The UnitedHealth crisis wasn't caused by bad engineers or malicious intent. It was caused by an organization that treated AI as a throughput optimization problem — reducing review time by six to ten minutes per case — instead of a clinical judgment problem. They measured success in processing speed and denial rates, not in patient outcomes.

The shift from predictive wrappers to what I call deep AI isn't about using fancier models. It's about asking a fundamentally different question. Not "how do we automate this decision?" but "how do we make this decision better, more transparent, and more accountable than a human alone could?"

Where We Go From Here

I want to end with something that's been bothering me since I started writing this.

The nH Predict story is shocking, but it shouldn't be surprising. We've spent years building an AI ecosystem that rewards speed over safety, correlation over causation, and automation over augmentation. The incentive structures — venture capital timelines, enterprise procurement cycles, the relentless pressure to ship — all push toward the wrapper approach. Build fast, sell fast, worry about governance later.
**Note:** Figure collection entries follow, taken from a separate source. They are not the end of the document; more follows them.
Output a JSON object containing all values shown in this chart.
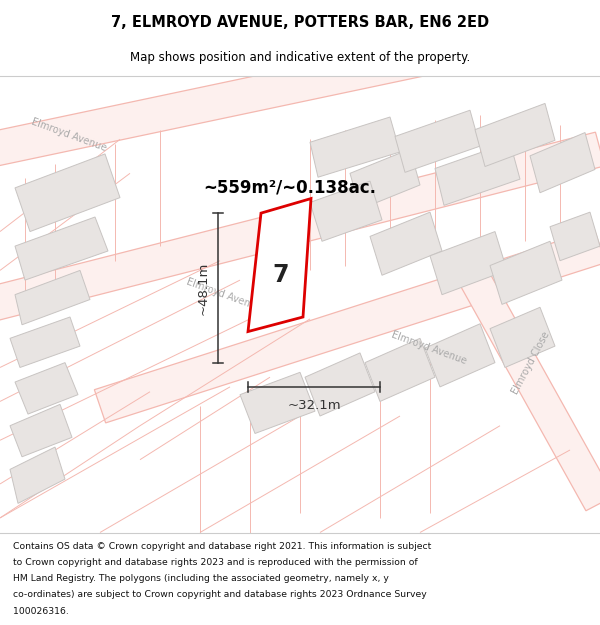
{
  "title": "7, ELMROYD AVENUE, POTTERS BAR, EN6 2ED",
  "subtitle": "Map shows position and indicative extent of the property.",
  "area_label": "~559m²/~0.138ac.",
  "width_label": "~32.1m",
  "height_label": "~48.1m",
  "property_number": "7",
  "footer_lines": [
    "Contains OS data © Crown copyright and database right 2021. This information is subject",
    "to Crown copyright and database rights 2023 and is reproduced with the permission of",
    "HM Land Registry. The polygons (including the associated geometry, namely x, y",
    "co-ordinates) are subject to Crown copyright and database rights 2023 Ordnance Survey",
    "100026316."
  ],
  "map_bg": "#ffffff",
  "road_line_color": "#f4b8b0",
  "road_fill_color": "#fdf0ee",
  "building_fill": "#e8e4e2",
  "building_border": "#c8c4c2",
  "property_fill": "#ffffff",
  "property_border": "#dd0000",
  "dim_color": "#333333",
  "street_label_color": "#aaaaaa",
  "area_label_color": "#000000",
  "title_color": "#000000",
  "footer_color": "#111111"
}
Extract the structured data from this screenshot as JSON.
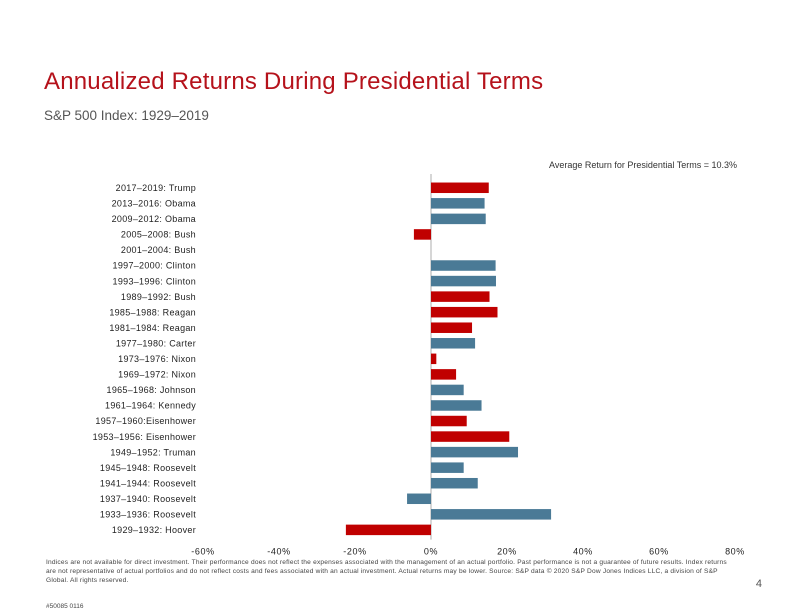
{
  "slide": {
    "title": "Annualized Returns During Presidential Terms",
    "subtitle": "S&P 500 Index: 1929–2019",
    "average_note": "Average Return for Presidential Terms = 10.3%",
    "disclaimer": "Indices are not available for direct investment. Their performance does not reflect the expenses associated with the management of an actual portfolio. Past performance is not a guarantee of future results. Index returns are not representative of actual portfolios and do not reflect costs and fees associated with an actual investment. Actual returns may be lower. Source: S&P data © 2020 S&P Dow Jones Indices LLC, a division of S&P Global. All rights reserved.",
    "page_number": "4",
    "doc_id": "#50085 0116"
  },
  "chart_data": {
    "type": "bar",
    "orientation": "horizontal",
    "title": "Annualized Returns During Presidential Terms",
    "subtitle": "S&P 500 Index: 1929–2019",
    "xlabel": "",
    "ylabel": "",
    "xlim": [
      -60,
      80
    ],
    "xticks": [
      -60,
      -40,
      -20,
      0,
      20,
      40,
      60,
      80
    ],
    "tick_labels": [
      "-60%",
      "-40%",
      "-20%",
      "0%",
      "20%",
      "40%",
      "60%",
      "80%"
    ],
    "unit": "%",
    "average_return": 10.3,
    "colors": {
      "republican": "#c00000",
      "democrat": "#4a7a96"
    },
    "categories": [
      "2017–2019: Trump",
      "2013–2016: Obama",
      "2009–2012: Obama",
      "2005–2008: Bush",
      "2001–2004: Bush",
      "1997–2000: Clinton",
      "1993–1996: Clinton",
      "1989–1992: Bush",
      "1985–1988: Reagan",
      "1981–1984: Reagan",
      "1977–1980: Carter",
      "1973–1976: Nixon",
      "1969–1972: Nixon",
      "1965–1968: Johnson",
      "1961–1964: Kennedy",
      "1957–1960:Eisenhower",
      "1953–1956: Eisenhower",
      "1949–1952: Truman",
      "1945–1948: Roosevelt",
      "1941–1944: Roosevelt",
      "1937–1940: Roosevelt",
      "1933–1936: Roosevelt",
      "1929–1932: Hoover"
    ],
    "values": [
      15.2,
      14.1,
      14.4,
      -4.5,
      0,
      17.0,
      17.1,
      15.4,
      17.5,
      10.8,
      11.6,
      1.4,
      6.6,
      8.6,
      13.3,
      9.4,
      20.6,
      22.9,
      8.6,
      12.3,
      -6.3,
      31.6,
      -22.4
    ],
    "party": [
      "R",
      "D",
      "D",
      "R",
      "R",
      "D",
      "D",
      "R",
      "R",
      "R",
      "D",
      "R",
      "R",
      "D",
      "D",
      "R",
      "R",
      "D",
      "D",
      "D",
      "D",
      "D",
      "R"
    ]
  }
}
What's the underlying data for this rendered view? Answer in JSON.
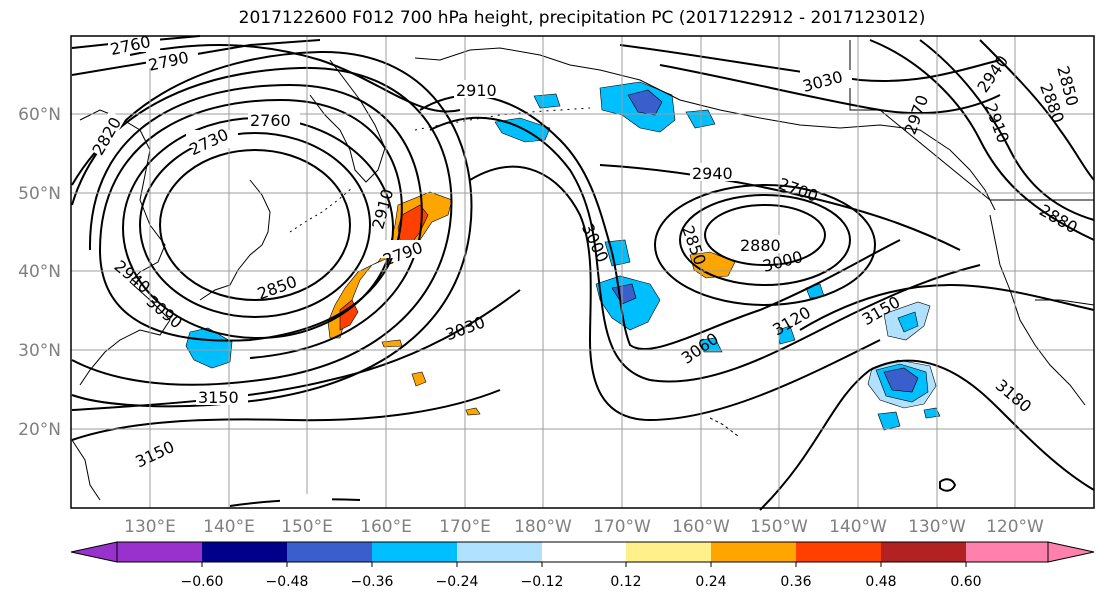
{
  "title": "2017122600 F012 700 hPa height, precipitation PC (2017122912 - 2017123012)",
  "lat_labels": [
    "60°N",
    "50°N",
    "40°N",
    "30°N",
    "20°N"
  ],
  "lon_labels": [
    "130°E",
    "140°E",
    "150°E",
    "160°E",
    "170°E",
    "180°W",
    "170°W",
    "160°W",
    "150°W",
    "140°W",
    "130°W",
    "120°W"
  ],
  "contour_labels": [
    "2760",
    "2790",
    "2820",
    "2730",
    "2760",
    "2910",
    "3030",
    "2940",
    "2850",
    "2910",
    "2880",
    "2970",
    "2940",
    "2700",
    "2910",
    "2850",
    "2880",
    "3000",
    "3000",
    "2880",
    "2790",
    "2850",
    "2940",
    "3090",
    "3030",
    "3060",
    "3120",
    "3150",
    "3180",
    "3150",
    "3150"
  ],
  "colorbar": {
    "colors": [
      "#9932cc",
      "#00008b",
      "#3a5fcd",
      "#00bfff",
      "#b0e2ff",
      "#ffffff",
      "#fff08c",
      "#ffa500",
      "#ff4000",
      "#b22222",
      "#ff80ac"
    ],
    "tick_labels": [
      "−0.60",
      "−0.48",
      "−0.36",
      "−0.24",
      "−0.12",
      "0.12",
      "0.24",
      "0.36",
      "0.48",
      "0.60"
    ]
  },
  "colors": {
    "contour": "#000000",
    "grid": "#9e9e9e",
    "lat_lon_label": "#808080"
  }
}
There is no "later." The February 2025 ruling made that clear. The FDA's credibility framework made that clear. The EU AI Act's 7% penalty made that clear. And Carol Clemens's $16,768 medical bill made that clear in the most human terms possible.

The path forward isn't less AI. It's AI that earns the authority we're giving it — through causal validation that understands why, through explainable architecture that shows its work, through governance structures that empower humans to override the machine without fear of punishment, and through the basic institutional humility to admit when the model doesn't know enough to make the call.

The question was never "can AI make healthcare decisions?" It was always "should we let AI make healthcare decisions it can't explain, can't justify, and gets wrong 90% of the time?" The answer, finally, is no.

We built Veriprajna because we believed that answer was coming. I just wish it hadn't taken dying patients to prove us right.